Knulp. Chef d'oeuvre de la période de production romantique de Hesse. Ce roman est une véritable poésie en prose, pleine d'une belle mélancolie dont le charme provient des sphères de la moralité et de la spiritualité.
Demian. Voilà, à mon sens, le premier vrai grand roman où le style de Hesse prend forme. Cette aventure spirituelle encore très sombre d'un jeune homme tourmenté est franchement haletante.
Le dernier été de Klingsor. Ce recueil de quatre nouvelles est, à mon avis, ce qui se trouve de plus faible dans l'ensemble présenté ici. Si je me suis laissé attendrir et divertir de manière superficielle par La scierie du marbrier et Ame d'enfant, j'ai trouvé plutôt lourd Klein et Wagner et, comme
Rosshalde présentait déjà de manière bien plus fine et profonde l'existence artistique, j'ai trouvé franchement ennuyant
le dernier été de Klingsor.
Siddhartha. Les romans mystiques sont généralement le fruit d'un prosélytisme qui ne peut que dégoûter tout lecteur sérieux. Or, ce n'est absolument pas le cas ici. Hesse cherche à présenter la quête de spiritualité qui accompagne nécessairement toute existence consciente de sa finitude et il le fait par le biais de l'horizon indien d'une manière parfaitement réussie.
En effet, bien que le lecteur qui espérerait trouver dans ce livre une représentation authentique de l'esprit indien n'arrivera certainement pas à satisfaction, Hesse nous y fait si bien rêver et réfléchir qu'il me semble que ça vaut le coup de suspendre nos exigences de vérité historico-culturelle pour suivre simplement le fil de cette belle histoire.
Enfance d'un magicien. Ce roman raconte avec une tendre dureté les tribulations d'un jeune homme dont l'authenticité l'entraîne à actualiser quelques doctrines idéalistes qui ont su le séduire.
Sans que je puisse dire pourquoi, ce livre n'a pas su me laisser une impression aussi forte que les précédents et les suivants.
Le loup des steppes. La structure de ce récit a une forme très kierkegaardienne puisqu'il présente le récit d'un pseudonyme au sein duquel on trouve le pamphlet écrit par un personnage qu'un pseudonyme de Hesse observe.

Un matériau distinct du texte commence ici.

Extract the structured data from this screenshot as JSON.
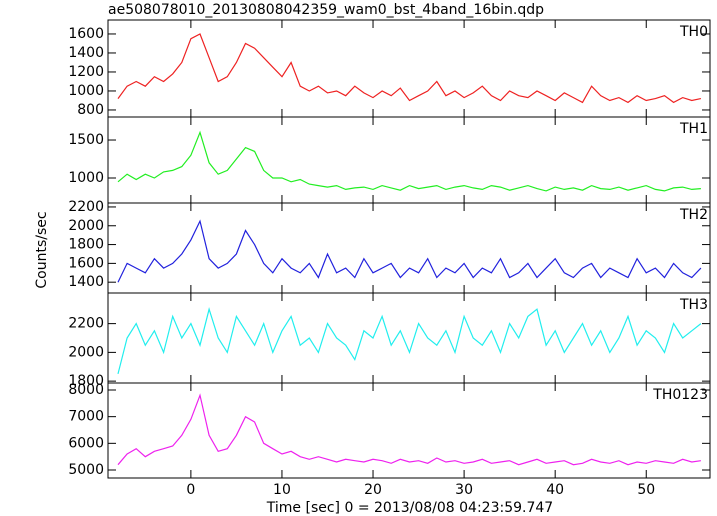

D'autre part, son fond est très nietzschéen puisqu'on y trouve des critiques incendiaires de la société bourgeoise dans une atmosphère existentielle d'intellectualisme narcissique décadent. Il faut dire que l'auteur partage avec
Nietzsche aussi bien le fait d'être fils de pasteur protestant que la volonté de trouver des possibilités supérieures pour l'humanité. Or, dans le cas présent, la possibilité sur laquelle on tombe, et qui enflammera la civilisation occidentale une cinquantaine d'année après, correspond, pour reprendre les idées du jeune
Nietzsche, à un délire dionysiaque auquel manque la contre partie apollinienne...

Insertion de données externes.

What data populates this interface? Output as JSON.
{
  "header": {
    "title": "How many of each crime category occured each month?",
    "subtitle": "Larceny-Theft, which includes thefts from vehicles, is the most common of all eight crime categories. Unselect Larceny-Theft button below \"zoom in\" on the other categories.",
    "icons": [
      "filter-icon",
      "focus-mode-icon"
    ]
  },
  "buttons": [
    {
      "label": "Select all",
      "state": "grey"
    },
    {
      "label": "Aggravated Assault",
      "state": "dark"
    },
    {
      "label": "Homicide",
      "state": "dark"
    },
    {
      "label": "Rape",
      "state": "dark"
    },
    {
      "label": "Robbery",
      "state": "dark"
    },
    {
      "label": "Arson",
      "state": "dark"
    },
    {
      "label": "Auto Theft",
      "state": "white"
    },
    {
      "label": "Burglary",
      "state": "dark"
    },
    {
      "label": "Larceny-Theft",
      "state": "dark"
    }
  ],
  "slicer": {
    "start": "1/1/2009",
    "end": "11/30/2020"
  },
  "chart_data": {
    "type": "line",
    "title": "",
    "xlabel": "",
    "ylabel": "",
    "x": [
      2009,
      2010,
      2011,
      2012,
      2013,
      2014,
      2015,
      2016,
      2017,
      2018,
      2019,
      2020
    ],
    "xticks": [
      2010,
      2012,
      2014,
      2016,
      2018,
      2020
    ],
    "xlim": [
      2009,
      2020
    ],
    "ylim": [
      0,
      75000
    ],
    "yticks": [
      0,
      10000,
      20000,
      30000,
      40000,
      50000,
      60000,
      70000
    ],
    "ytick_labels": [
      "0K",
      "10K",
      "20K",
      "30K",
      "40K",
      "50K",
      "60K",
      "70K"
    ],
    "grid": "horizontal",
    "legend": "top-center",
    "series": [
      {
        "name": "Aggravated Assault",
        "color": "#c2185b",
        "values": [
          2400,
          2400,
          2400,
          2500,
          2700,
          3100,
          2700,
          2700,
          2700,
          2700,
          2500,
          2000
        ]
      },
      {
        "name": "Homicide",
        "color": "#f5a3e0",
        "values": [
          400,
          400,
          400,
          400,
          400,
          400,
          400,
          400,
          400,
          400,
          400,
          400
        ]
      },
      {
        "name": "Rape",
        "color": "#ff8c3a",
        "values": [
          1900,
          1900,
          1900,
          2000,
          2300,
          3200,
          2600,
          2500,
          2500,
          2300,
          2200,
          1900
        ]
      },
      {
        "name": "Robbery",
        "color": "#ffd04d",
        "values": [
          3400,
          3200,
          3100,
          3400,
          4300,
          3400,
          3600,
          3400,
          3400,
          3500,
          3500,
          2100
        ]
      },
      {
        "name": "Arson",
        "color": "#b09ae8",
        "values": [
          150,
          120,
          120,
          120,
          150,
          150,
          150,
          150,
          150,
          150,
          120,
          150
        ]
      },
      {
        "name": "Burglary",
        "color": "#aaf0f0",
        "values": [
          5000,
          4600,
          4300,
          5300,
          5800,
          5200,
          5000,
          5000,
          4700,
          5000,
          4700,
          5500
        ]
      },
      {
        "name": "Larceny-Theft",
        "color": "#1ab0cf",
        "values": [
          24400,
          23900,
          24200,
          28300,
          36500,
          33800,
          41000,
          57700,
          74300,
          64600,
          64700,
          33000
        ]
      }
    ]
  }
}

Narcisse et Goldmund. Ici Hesse atteint à mon sens le sommet de son art. L'horizon historique du Moyen-Âge, en commençant avec ses monastères, où s'épanouissent religiosité et philosophie scolastique, pour passer par ses corps de métiers, ses pestes, ses brigands et surtout ses artistes vagabonds, y est parcouru de long en large, aux cours de nombreux chapitres qui pourraient bien contenir à chaque fois un roman complet.

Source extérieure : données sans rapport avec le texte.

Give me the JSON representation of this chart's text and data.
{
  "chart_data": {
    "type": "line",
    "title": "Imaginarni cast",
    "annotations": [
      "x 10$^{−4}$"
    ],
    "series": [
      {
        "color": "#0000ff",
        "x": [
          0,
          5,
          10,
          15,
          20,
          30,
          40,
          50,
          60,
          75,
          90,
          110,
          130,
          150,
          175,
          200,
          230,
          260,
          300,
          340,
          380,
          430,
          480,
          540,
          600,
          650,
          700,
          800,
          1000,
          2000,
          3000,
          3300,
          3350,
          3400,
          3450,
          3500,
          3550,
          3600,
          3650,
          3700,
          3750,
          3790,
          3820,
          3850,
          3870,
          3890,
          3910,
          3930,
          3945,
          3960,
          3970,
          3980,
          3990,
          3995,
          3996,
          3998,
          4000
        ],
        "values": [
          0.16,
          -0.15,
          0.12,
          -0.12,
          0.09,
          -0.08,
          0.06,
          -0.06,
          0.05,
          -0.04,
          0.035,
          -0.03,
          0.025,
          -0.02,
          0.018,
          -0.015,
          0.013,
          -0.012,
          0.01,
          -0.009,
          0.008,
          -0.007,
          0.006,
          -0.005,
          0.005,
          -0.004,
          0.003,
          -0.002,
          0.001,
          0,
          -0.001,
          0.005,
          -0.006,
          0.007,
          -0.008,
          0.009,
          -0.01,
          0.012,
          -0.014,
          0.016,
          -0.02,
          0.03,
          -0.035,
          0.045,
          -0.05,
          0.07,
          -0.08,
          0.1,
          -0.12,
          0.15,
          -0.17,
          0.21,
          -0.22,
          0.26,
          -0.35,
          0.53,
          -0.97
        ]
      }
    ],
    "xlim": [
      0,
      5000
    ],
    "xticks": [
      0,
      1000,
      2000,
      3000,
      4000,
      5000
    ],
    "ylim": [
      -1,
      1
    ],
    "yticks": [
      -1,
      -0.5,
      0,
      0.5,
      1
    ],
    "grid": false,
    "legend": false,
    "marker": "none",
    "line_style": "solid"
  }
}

Le voyage en Orient. Entre rêve et réalité, nous voyons, au cours d'un trop court nombre de pages, s'entrecroiser toutes sortes de personnalités appartenant à diverses époques. On appréciera d'avantage après avoir lu
le Jeu des Perles de Verre...
Le Jeu des Perles de Verre. Sublime couronnement d'une carrière littéraire hors du commun, voilà sans aucun doute l'un des récits de science fiction les plus étonnants qui soient. Considéré par plusieurs comme le chef d'oeuvre de Hesse, on y trouve une critique (plus que jamais d'actualité aujourd'hui) de la culture des « pages de variété » et une contre-position positive qui n'a rien d'une utopie, aussi bien du fait qu'elle paraît parfaitement réalisable, que parce que ses défauts sont mis à jour par le personnage principal.